NEW YORK (TheStreet) -- Pandora Media  (P) reported lower-than-expected 2015 fourth quarter results after the market close on Thursday.

The Internet radio company posted earnings of 4 cents per share, which was lower than analysts' forecasts for earnings of 7 cents per share. However, revenue of $336.2 million beat analysts' estimates for revenue of $331.2 million.

On Thursday, shares of Pandora surged after the New York Times reported that the company is considering selling itself.

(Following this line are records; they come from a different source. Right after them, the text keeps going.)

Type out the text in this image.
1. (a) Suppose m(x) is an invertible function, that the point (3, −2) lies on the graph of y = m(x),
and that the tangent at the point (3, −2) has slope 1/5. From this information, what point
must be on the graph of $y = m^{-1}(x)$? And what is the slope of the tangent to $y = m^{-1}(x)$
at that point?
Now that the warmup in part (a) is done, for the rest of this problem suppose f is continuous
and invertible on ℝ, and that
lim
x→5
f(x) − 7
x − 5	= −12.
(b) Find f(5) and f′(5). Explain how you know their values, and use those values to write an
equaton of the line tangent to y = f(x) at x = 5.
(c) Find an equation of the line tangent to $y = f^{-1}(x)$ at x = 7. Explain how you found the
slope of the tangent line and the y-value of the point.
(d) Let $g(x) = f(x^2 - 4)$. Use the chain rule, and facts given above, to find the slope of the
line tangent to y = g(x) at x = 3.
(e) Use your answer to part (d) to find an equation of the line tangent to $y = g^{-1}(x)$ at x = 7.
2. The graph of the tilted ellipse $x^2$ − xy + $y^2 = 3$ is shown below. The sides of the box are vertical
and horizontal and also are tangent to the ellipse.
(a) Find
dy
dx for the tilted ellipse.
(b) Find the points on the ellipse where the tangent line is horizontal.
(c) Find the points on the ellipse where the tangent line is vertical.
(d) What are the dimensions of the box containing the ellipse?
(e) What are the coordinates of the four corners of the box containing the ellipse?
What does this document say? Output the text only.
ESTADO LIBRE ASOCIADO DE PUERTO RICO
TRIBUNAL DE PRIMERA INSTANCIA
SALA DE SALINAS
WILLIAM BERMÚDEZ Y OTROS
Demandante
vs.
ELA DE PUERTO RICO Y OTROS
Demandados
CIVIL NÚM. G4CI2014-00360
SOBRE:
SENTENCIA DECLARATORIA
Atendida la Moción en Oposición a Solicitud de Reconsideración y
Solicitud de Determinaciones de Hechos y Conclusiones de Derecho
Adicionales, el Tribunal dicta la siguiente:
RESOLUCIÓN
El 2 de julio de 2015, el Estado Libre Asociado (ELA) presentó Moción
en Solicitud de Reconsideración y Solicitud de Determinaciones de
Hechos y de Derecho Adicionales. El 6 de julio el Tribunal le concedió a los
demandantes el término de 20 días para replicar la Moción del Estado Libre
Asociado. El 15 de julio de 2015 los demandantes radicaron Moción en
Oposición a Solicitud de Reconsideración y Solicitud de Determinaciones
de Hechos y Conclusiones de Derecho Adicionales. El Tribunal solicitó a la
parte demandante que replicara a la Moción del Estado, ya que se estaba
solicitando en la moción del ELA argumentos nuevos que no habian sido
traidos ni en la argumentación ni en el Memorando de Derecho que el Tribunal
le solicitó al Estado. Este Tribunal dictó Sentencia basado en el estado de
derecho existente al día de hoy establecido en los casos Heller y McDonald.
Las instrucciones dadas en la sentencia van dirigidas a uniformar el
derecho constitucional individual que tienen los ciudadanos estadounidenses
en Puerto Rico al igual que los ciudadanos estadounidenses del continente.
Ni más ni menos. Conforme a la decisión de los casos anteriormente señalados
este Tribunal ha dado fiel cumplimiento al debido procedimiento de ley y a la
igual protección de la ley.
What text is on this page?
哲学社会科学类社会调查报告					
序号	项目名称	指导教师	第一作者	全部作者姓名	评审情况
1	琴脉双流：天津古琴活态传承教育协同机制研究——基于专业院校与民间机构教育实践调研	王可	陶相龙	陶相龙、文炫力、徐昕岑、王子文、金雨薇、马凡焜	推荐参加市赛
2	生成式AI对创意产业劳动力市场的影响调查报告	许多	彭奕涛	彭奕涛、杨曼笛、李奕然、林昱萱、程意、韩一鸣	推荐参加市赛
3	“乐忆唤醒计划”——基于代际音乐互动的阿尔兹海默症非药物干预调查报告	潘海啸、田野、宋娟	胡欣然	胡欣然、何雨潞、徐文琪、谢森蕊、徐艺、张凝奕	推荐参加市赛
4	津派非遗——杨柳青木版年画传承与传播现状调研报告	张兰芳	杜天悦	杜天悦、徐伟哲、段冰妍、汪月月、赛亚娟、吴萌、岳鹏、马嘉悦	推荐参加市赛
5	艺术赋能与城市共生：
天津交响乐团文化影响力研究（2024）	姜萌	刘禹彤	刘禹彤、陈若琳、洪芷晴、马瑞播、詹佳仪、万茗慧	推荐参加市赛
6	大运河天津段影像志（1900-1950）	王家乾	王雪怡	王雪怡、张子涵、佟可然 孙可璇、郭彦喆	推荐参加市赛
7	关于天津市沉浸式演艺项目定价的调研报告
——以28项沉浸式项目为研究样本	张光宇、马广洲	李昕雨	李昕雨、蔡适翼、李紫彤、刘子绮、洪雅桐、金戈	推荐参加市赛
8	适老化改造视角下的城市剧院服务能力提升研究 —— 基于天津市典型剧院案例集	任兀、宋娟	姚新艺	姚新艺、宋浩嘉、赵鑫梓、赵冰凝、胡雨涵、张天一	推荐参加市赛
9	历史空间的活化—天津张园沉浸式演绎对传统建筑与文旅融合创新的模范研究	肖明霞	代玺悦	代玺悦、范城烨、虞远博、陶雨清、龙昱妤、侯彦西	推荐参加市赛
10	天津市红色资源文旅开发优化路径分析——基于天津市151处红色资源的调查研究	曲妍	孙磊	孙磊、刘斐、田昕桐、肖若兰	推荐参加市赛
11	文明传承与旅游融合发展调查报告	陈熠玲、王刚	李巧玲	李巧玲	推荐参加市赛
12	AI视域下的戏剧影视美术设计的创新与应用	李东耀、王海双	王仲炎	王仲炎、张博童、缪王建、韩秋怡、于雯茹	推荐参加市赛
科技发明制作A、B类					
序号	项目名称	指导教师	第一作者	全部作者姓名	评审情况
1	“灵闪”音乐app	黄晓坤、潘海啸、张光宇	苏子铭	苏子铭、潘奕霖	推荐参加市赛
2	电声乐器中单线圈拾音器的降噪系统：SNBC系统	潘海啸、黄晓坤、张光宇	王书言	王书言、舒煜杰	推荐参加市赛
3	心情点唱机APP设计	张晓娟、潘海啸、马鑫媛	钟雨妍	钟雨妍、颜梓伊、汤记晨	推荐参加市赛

Additionally, the company announced that it is investing about $120 million in an on-demand subscription service, but Pandora's ability to acquire a subscription base without "cannibalizing" its core business is still unproven, Credit Suisse said in a note.

The firm lowered its price target on Pandora stock to $17 from $24, while maintaining its "neutral" rating on the stock.

Pandora stock is up 2.74% to $9.36 in pre-market trading on Friday.

Separately, recently, TheStreet Ratings objectively rated this stock according to its "risk-adjusted" total return prospect over a 12-month investment horizon. Not based on the news in any given day, the rating may differ from Jim Cramer's view or that of this articles's author.

TheStreet Ratings rates this stock as a "sell" with a ratings score of D. The company's weaknesses can be seen in multiple areas, such as its deteriorating net income and generally disappointing historical performance in the stock itself.